In this context, Purdue University shared the results of a study last week at USDA’s Outlook Conference on the importance of biotech to the U.S. food system that has attracted significant attention in the urban press.
The study noted consumer concerns about genetically modified organisms but attempted to evaluate “what life would be like without GMO foods.” Purdue emphasized findings by scientists that addressed the issue of biotech safety.
“You’re taking a gene from one organism and you’re putting it in another organism,” commented Purdue professor of Agricultural Science Wally Tyner. “It’s not something that people understand.” However, Tyner said what scientists understand about biotechnology isn’t scary at all.
Tyner basically stakes his reputation on the available scientific evidence and concludes that “so far that is not a problem, but what could be a problem, is what would happen to the United States if GMOs were banned from the country.”
Tyner thinks that loss would be enormous and lists several important impacts. “We’d have higher food costs around the world. We’d have more poverty. We’d have more pesticide use, and more harmful pesticides. And we’d have higher greenhouse gas emission so more contribution to global warming.”
He also offers a price tag for consumers for a bio-tech free environment. “The research shows without GMOs, consumers would pay somewhere between $14 and $24 billion more per year for food.” Tyner said.
After the USDA presentation, Purdue President Mitch Daniels urged leaders in science and agriculture to push back against those attacking biotech crops. He told the press that “A lot of people came up and said, ‘Yeah, go get ‘em.’”
Daniels said he discouraged that approach. “No, the point is you need to go get ‘em, you’re more credible than I am,” he said.

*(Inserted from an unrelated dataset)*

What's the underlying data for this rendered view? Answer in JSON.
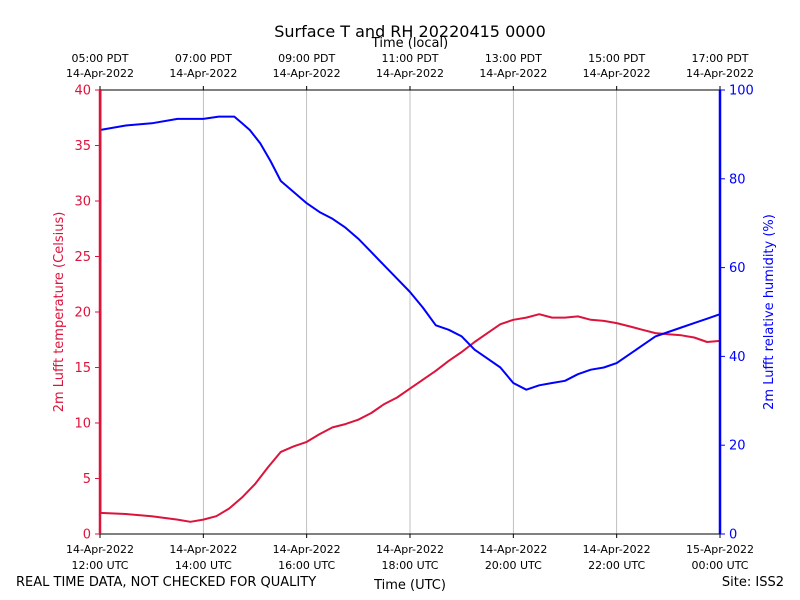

With the population expected to grow to more than 9 billion people in 2050, Daniels says biotechnology crops are the best hope for the future.
“If we are going to feed a hungry world, we need them,” said Daniels. “Therefore, it’s not just anti-scientific, it’s inhumane, it’s callous, it’s heartless. For rich people to say, like Marie Antoinette, you know, ‘Find something else to eat.’“
Daniels said Purdue is leading the world in making food more abundant, safer and even more environmentally friendly. He hopes their example will lead to more knowledge and general acceptance of biotech crops and foods.
So, while the science community is beginning to take the threats against its credibility seriously, they have a long way to go. Polls show that anti-GMO sentiment among consumers is very, very high, especially across the blogosphere, an arena where the science community is not particularly equipped to contend.
Still, it seems that in the past, scientists have not really tried to defend their findings in the public sphere and on social media, so more aggressive public postures would seem to have potential to rein in at least some of the extreme claims by technology opponents, confrontations that should be watched closely by producers as they develop, Washington Insider believes.